Quelle que soit cette cause, cherchons la vérité de la prophétie dans son accomplissement. La partie historique de la Bible, en décrivant en détail les établissements respectifs des descendants de Noé, nous met à même de vérifier la prédiction dont il vient d'être question, et de nous assurer si les postérités de Sem, de Cham et de Japhet, par qui furent peuplées les différentes régions de la terre, conservent encore le caractère qui leur est attribué prophétiquement par le patriarche.

« Les îles des nations, » ou pays situés au-delà de la Méditerranée, en d'autres termes les îles de l'Europe furent partagées entre les fils de Japhet.
Les descendants de Cham s'établirent en Afrique et dans la partie sud-ouest de l'Asie. « Les familles des Cananéens se sont dispersées, et les limites des Cananéens furent depuis Sidon (31). »
Tyr fut surnommée la fille de Sidon, et Carthage, la plus célèbre des villes de l'Afrique, fut peuplée par une colonie tyrienne.
Enfin les habitations des fils de Sem furent à l'est, c'est-à-dire en Asie.

On voit que le lot qui échut aux trois frères, « selon leurs familles et leurs langues, leurs terres et leurs nations (32), » est distinctement spécifié. Et bien que ces différentes nations se soient amalgamées à la suite d'une série de révolutions, néanmoins les trois grandes divisions de la terre subsistent toujours et sont en la possession des descendants respectifs de chacun des fils de Noé.
Les premiers commentateurs s'accordaient tous à ce sujet, longtemps avant l'existence des faits qui ont jeté le plus grand jour sur la prophétie en question. Ces faits, du reste, sont si connus et d'une application si facile que nous nous contenterons de les indiquer.

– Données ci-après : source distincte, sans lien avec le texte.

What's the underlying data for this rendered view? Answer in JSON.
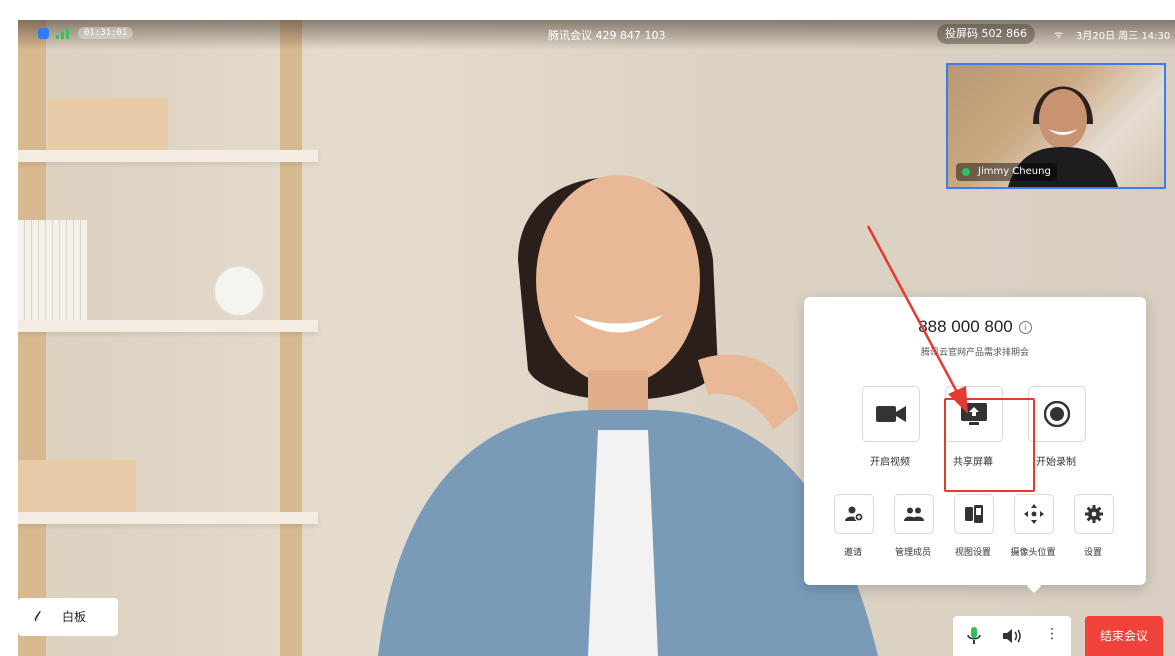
{
  "status_bar": {
    "timer": "01:31:01",
    "meeting_title": "腾讯会议 429 847 103",
    "cast_code": "投屏码 502 866",
    "date_time": "3月20日 周三 14:30",
    "icons": [
      "shield-icon",
      "signal-icon",
      "wifi-icon"
    ]
  },
  "self_view": {
    "name": "Jimmy Cheung",
    "icon": "mic-icon",
    "border_color": "#3d7bf0"
  },
  "control_panel": {
    "meeting_number": "888 000 800",
    "meeting_name": "腾讯云官网产品需求排期会",
    "primary_actions": [
      {
        "label": "开启视频",
        "icon": "video-camera-icon"
      },
      {
        "label": "共享屏幕",
        "icon": "share-screen-icon"
      },
      {
        "label": "开始录制",
        "icon": "record-icon"
      }
    ],
    "secondary_actions": [
      {
        "label": "邀请",
        "icon": "invite-icon"
      },
      {
        "label": "管理成员",
        "icon": "members-icon"
      },
      {
        "label": "视图设置",
        "icon": "view-settings-icon"
      },
      {
        "label": "摄像头位置",
        "icon": "camera-position-icon"
      },
      {
        "label": "设置",
        "icon": "gear-icon"
      }
    ],
    "highlight_color": "#e43a30"
  },
  "bottom_bar": {
    "whiteboard_label": "白板",
    "end_meeting_label": "结束会议",
    "end_color": "#f0413b"
  }
}
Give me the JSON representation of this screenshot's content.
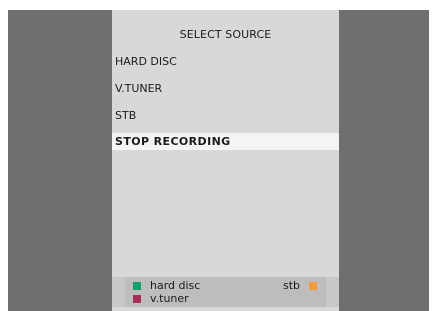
{
  "menu": {
    "title": "SELECT SOURCE",
    "items": [
      {
        "label": "HARD  DISC",
        "selected": false
      },
      {
        "label": "V.TUNER",
        "selected": false
      },
      {
        "label": "STB",
        "selected": false
      },
      {
        "label": "STOP  RECORDING",
        "selected": true
      }
    ]
  },
  "footer": {
    "hard_disc_label": "hard disc",
    "vtuner_label": "v.tuner",
    "stb_label": "stb",
    "colors": {
      "green": "#12a06a",
      "red": "#a6305a",
      "orange": "#f39a3a"
    }
  }
}
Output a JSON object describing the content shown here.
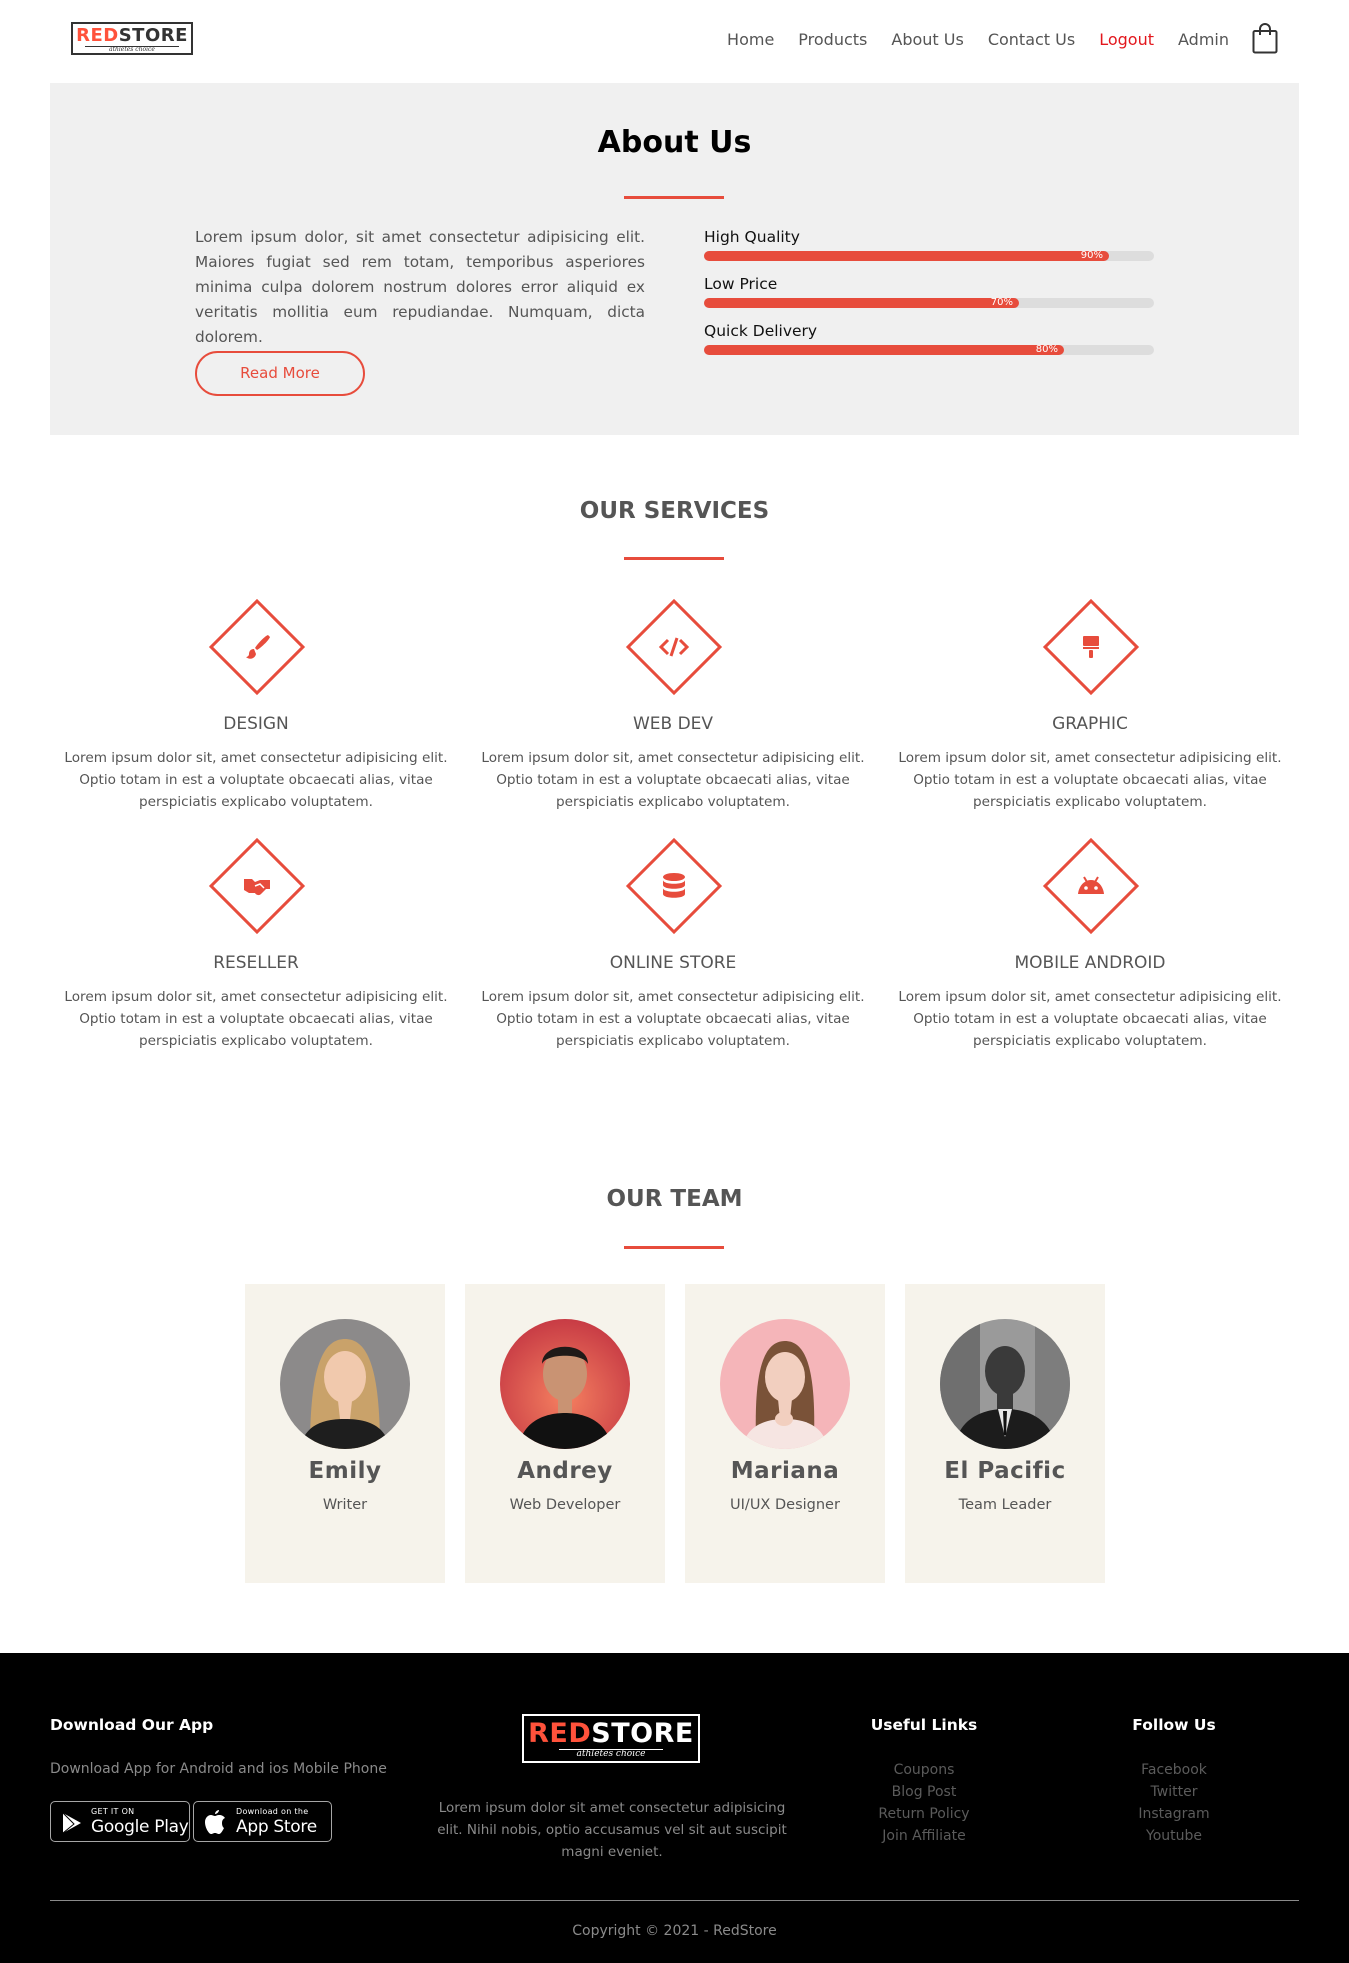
{
  "brand": {
    "name_red": "RED",
    "name_dark": "STORE",
    "tagline": "athletes choice"
  },
  "nav": {
    "items": [
      "Home",
      "Products",
      "About Us",
      "Contact Us",
      "Logout",
      "Admin"
    ],
    "active": "Logout"
  },
  "about": {
    "title": "About Us",
    "text": "Lorem ipsum dolor, sit amet consectetur adipisicing elit. Maiores fugiat sed rem totam, temporibus asperiores minima culpa dolorem nostrum dolores error aliquid ex veritatis mollitia eum repudiandae. Numquam, dicta dolorem.",
    "button": "Read More",
    "skills": [
      {
        "label": "High Quality",
        "percent": 90,
        "percent_text": "90%"
      },
      {
        "label": "Low Price",
        "percent": 70,
        "percent_text": "70%"
      },
      {
        "label": "Quick Delivery",
        "percent": 80,
        "percent_text": "80%"
      }
    ]
  },
  "services": {
    "title": "OUR SERVICES",
    "items": [
      {
        "name": "DESIGN",
        "icon": "paint-brush-icon",
        "desc": "Lorem ipsum dolor sit, amet consectetur adipisicing elit. Optio totam in est a voluptate obcaecati alias, vitae perspiciatis explicabo voluptatem."
      },
      {
        "name": "WEB DEV",
        "icon": "code-icon",
        "desc": "Lorem ipsum dolor sit, amet consectetur adipisicing elit. Optio totam in est a voluptate obcaecati alias, vitae perspiciatis explicabo voluptatem."
      },
      {
        "name": "GRAPHIC",
        "icon": "paint-roller-icon",
        "desc": "Lorem ipsum dolor sit, amet consectetur adipisicing elit. Optio totam in est a voluptate obcaecati alias, vitae perspiciatis explicabo voluptatem."
      },
      {
        "name": "RESELLER",
        "icon": "handshake-icon",
        "desc": "Lorem ipsum dolor sit, amet consectetur adipisicing elit. Optio totam in est a voluptate obcaecati alias, vitae perspiciatis explicabo voluptatem."
      },
      {
        "name": "ONLINE STORE",
        "icon": "database-icon",
        "desc": "Lorem ipsum dolor sit, amet consectetur adipisicing elit. Optio totam in est a voluptate obcaecati alias, vitae perspiciatis explicabo voluptatem."
      },
      {
        "name": "MOBILE ANDROID",
        "icon": "android-icon",
        "desc": "Lorem ipsum dolor sit, amet consectetur adipisicing elit. Optio totam in est a voluptate obcaecati alias, vitae perspiciatis explicabo voluptatem."
      }
    ]
  },
  "team": {
    "title": "OUR TEAM",
    "members": [
      {
        "name": "Emily",
        "role": "Writer"
      },
      {
        "name": "Andrey",
        "role": "Web Developer"
      },
      {
        "name": "Mariana",
        "role": "UI/UX Designer"
      },
      {
        "name": "El Pacific",
        "role": "Team Leader"
      }
    ]
  },
  "footer": {
    "download_title": "Download Our App",
    "download_text": "Download App for Android and ios Mobile Phone",
    "google_small": "GET IT ON",
    "google_big": "Google Play",
    "apple_small": "Download on the",
    "apple_big": "App Store",
    "about": "Lorem ipsum dolor sit amet consectetur adipisicing elit. Nihil nobis, optio accusamus vel sit aut suscipit magni eveniet.",
    "useful_title": "Useful Links",
    "useful_links": [
      "Coupons",
      "Blog Post",
      "Return Policy",
      "Join Affiliate"
    ],
    "follow_title": "Follow Us",
    "follow_links": [
      "Facebook",
      "Twitter",
      "Instagram",
      "Youtube"
    ],
    "copyright": "Copyright © 2021 - RedStore"
  },
  "colors": {
    "accent": "#e74c3c",
    "active_nav": "#e3171d",
    "about_bg": "#f0f0f0",
    "card_bg": "#f6f3eb",
    "footer_bg": "#000000"
  }
}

Avant la propagation du christianisme, qui le premier vint annoncer la paix à la terre, qui enseigna la loi de l'amour universel et appela tous les hommes frères, avant cette époque l'esclavage était partout, et la plus grande portion du genre humain naissait et mourait dans cet état. L'homme maintenant peut revendiquer son droit de naissance. Mais, bien que banni depuis longtemps de presque toute l'Europe, l'esclavage subsiste toujours en Afrique. C'est, avant tous les autres, le pays de l'esclavage.
Esclaves chez eux et vendus à l'étranger comme esclaves, les pauvres Africains, les descendants de Cham, sont les serviteurs des serviteurs, ou esclaves des autres hommes. Ce fait était tout à fait en dehors des prévisions humaines ; bien plus, on sait que, pendant plusieurs siècles après l'époque où s'arrête l'histoire de l'Ancien Testament, les habitants de l'Afrique disputèrent aux Romains l'empire du monde. Mais Annibal, qui fut un moment presque le maître de Rome, fut à la fin vaincu, et Carthage dut subir son sort (33).

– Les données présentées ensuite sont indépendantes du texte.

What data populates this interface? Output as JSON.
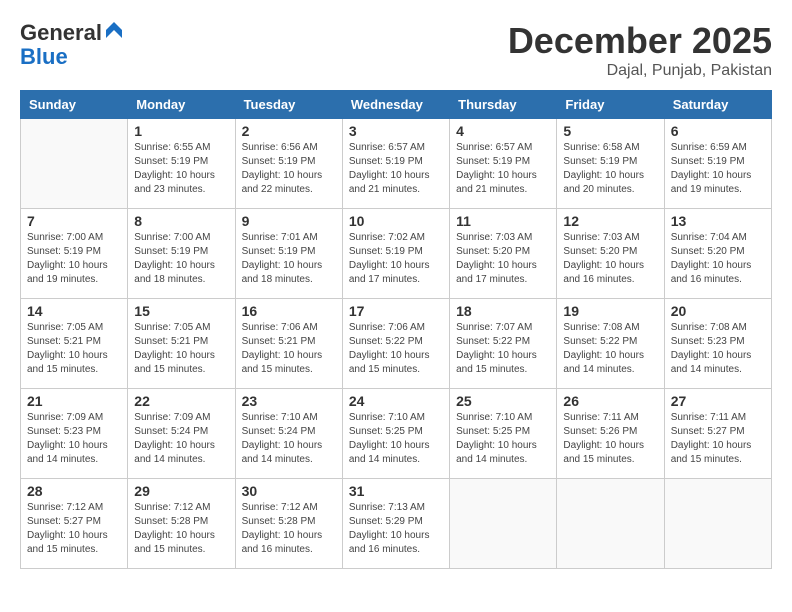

« Dieu bénira Japhet et celui-ci logera dans les tabernacles de Sem. » Quelques-uns des plus doctes et des plus anciens interprètes des prophéties crurent voir l'accomplissement de cette prophétie dans les conquêtes des Macédoniens et des Romains en Asie, et dans la propagation de la véritable religion parmi les nations de l'Europe, suivant la promesse de bénédiction faite à Japhet, promesse qui se trouverait ainsi vérifiée dans un sens métaphorique. Mais à l'époque où nous vivons, il ne reste plus de doute à cet égard et la prophétie s'est accomplie dans son sens littéral.
Quels sont en effet les rapports qui existent actuellement entre les habitants de l'Europe et de l'Asie, entre les descendants de Japhet et ceux de Sem ? Ne peut-on pas dire à la lettre que les premiers vivent dans les tabernacles des seconds ? Et par quelle autre comparaison la simplicité des premiers âges pouvait-elle mieux dépeindre les nombreuses et vastes colonies des Européens en Asie ?
Combien la postérité de Japhet n'a-t-elle pas été multipliée dans les régions échues en partage à la postérité de Sem ?
Combien de ses anciennes villes sont maintenant en la possession des enfants de Japhet ?
Combien de colonies ceux-ci n'ont-ils pas fondées en Asie, tandis que les descendants de Sem n'occupent pas en maîtres un seul point de l'Europe ? Et, par rapport à l'Angleterre et à l'immense étendue de ses possessions en Asie, n'est-il pas vrai de dire que les habitants des « îles des gentils vivent dans les tabernacles de l'Orient ? »
D'où pouvait donc émaner une semblable prophétie, sinon de l'inspiration de Celui dont la présence et la prescience ne sont bornées ni par l'espace ni par le temps ?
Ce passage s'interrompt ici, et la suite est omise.